(no rating)
The Wandering Island Factory
by TR Nowry.
The title has shades of Roald Dahl about it, that deceive the inner eye. In the grand science-fiction tradition of Jules Verne, the hero of the story is a new technological marvel, conceivably just round the corner, if not completely round the bend, from present engineering capabilities. The 21st-century Propeller Island, to which the title might allude, is a manufactured floating island of lava piped into solid interlocking blocks of pumice, lighter than water but immensely strong.Eventually, even pumice will sink and break up, unless somehow impregnably water-proofed and reinforced against hundred foot waves. Like every good science-fiction writer, he knows how to sweep past the main practical objection, in a sentence, buried amongst all the plausible circumstantial construction details of this prestige project.
The story takes its time, thru a long slow development of man trying to get by, and get along with a mate. Will patient devotion pay off? Will the jobs and the money and the relationship run out? Jules Verne would never get us down with such mundane considerations.
Like TR Nowry, Verne (From The Earth To The Moon) was aware of the shortcomings of the solar science of his day, before solar fusion was understood. Whereas Nowry picks up on the respectable alternative science hypothesis that climate change is mainly dependent on fluctuations in solar radiation, connected with sunspot activity. (Veteran popular science writer, Nigel Calder co-wrote a book with one of its leading scientists.)
As the seas rise, under global warming, a sort of Swiss family Robinson embark on a miniature version of floating volcanic island, in a basalt block of a boat. In this way, they seek to avert the worst effects of the solar apocalypse. They are perhaps as much a danger to themselves as is global warming. The heroine has a “morning cough.” All of them are more or less heavy smokers of “cancer sticks,” as cigarettes are aptly described in the story. It will transpire that the author is as addicted to those cancer sticks for the planet, of uranium fuel rods.

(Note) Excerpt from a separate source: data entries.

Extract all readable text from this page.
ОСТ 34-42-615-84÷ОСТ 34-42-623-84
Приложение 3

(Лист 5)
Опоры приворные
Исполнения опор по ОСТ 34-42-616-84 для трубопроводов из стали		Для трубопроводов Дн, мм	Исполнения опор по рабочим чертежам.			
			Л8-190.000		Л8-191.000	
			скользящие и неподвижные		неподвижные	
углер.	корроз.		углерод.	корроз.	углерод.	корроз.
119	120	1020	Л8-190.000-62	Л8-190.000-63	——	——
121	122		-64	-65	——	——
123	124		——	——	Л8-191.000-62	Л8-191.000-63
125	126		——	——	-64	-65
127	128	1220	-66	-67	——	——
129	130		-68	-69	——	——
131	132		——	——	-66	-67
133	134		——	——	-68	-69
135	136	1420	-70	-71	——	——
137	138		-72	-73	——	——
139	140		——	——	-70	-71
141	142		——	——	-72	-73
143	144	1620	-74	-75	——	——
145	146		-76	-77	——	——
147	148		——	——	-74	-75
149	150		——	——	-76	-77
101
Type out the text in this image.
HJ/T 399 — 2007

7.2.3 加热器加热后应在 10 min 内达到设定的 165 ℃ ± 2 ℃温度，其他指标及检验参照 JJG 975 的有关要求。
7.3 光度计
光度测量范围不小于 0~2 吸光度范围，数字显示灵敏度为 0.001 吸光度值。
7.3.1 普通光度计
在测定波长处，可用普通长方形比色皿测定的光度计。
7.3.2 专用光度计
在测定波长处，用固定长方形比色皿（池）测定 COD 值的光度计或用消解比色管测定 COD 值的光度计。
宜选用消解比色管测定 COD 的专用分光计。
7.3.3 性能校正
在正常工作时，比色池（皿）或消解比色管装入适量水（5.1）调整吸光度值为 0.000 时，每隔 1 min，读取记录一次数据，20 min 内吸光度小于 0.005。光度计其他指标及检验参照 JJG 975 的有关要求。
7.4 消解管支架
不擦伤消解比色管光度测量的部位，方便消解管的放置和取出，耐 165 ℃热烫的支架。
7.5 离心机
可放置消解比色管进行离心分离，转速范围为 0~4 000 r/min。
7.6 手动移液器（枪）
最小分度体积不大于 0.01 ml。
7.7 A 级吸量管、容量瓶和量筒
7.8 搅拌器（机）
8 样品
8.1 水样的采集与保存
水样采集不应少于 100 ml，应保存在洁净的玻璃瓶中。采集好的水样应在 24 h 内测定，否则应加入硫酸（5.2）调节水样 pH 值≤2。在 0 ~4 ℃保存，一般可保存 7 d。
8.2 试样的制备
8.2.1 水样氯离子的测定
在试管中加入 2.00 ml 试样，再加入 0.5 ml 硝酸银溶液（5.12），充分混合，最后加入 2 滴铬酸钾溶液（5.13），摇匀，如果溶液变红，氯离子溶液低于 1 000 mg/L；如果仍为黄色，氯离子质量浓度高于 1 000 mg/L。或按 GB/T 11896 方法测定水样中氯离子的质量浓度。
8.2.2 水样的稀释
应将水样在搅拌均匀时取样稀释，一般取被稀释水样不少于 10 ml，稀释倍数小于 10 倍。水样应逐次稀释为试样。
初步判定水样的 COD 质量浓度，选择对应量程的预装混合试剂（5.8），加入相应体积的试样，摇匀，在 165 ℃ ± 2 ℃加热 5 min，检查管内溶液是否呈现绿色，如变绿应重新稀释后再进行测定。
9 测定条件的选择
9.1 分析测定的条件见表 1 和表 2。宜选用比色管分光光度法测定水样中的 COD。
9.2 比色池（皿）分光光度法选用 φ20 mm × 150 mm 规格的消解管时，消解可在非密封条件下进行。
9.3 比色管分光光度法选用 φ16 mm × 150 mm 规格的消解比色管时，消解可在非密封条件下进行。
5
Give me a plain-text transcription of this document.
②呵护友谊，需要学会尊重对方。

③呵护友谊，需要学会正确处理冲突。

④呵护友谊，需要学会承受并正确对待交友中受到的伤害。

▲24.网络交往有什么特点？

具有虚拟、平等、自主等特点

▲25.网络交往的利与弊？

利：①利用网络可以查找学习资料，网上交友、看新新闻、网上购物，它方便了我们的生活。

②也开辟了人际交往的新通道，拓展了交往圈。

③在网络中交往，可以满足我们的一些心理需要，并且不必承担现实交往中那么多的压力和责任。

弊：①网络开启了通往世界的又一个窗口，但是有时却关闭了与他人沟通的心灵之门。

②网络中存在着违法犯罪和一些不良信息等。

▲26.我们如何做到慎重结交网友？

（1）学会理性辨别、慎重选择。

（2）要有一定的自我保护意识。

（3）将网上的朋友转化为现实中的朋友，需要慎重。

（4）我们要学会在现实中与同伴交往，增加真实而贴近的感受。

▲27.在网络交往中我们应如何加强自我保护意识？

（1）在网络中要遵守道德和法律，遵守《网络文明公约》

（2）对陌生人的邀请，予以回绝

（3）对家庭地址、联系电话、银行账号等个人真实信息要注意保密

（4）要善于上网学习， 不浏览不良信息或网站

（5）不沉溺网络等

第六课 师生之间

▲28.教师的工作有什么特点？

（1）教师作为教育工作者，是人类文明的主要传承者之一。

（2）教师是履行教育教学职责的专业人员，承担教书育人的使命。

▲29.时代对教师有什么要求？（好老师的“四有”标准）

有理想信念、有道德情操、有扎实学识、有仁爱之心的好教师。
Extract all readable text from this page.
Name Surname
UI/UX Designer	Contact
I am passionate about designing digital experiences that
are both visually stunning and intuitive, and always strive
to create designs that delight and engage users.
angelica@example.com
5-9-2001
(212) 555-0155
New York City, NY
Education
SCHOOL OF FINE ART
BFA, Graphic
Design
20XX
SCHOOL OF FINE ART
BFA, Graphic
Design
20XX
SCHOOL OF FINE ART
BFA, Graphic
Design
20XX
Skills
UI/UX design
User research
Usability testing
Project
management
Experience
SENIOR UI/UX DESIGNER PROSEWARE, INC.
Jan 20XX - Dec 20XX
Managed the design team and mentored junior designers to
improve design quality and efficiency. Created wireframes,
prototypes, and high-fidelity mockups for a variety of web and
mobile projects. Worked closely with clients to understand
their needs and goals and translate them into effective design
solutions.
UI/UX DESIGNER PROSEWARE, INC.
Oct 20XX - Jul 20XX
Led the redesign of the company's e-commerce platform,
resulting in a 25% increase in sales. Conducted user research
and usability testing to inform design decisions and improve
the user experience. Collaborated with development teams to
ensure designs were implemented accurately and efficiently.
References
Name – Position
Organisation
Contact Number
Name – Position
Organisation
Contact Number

The heat from the volcanic rock of an artificial island can be harnessed (with steam turbines) to generate electricity. More permanently, geothermal (or hydrothermal) energy can be created by the difference in heat between surface water and cool ocean depths. (The thermodynamics of the Carnot heat engine.)
The author suggests that the resulting surface cooling effect might prevent the onshore devastation of hurricanes.
However, the author or narrative character deprecates wave power. Wind turbines, he insists on calling “unsightly” “windmills,” like any propagandist for nuclear power.
Of a rising sea level, drowning nuclear power reactors, needing water cooling by sea or river, all the narrator can say is that he doesn’t see any three-eyed fish.
While politicians are regarded as totally unscrupulous as money sharks, and no cynicism is spared for human folly, the narrator promotes uranium reactors - forever poisoning the planet to drive turbines a few decades - instead of allowing the wind to drive turbines for free. People are indeed strange.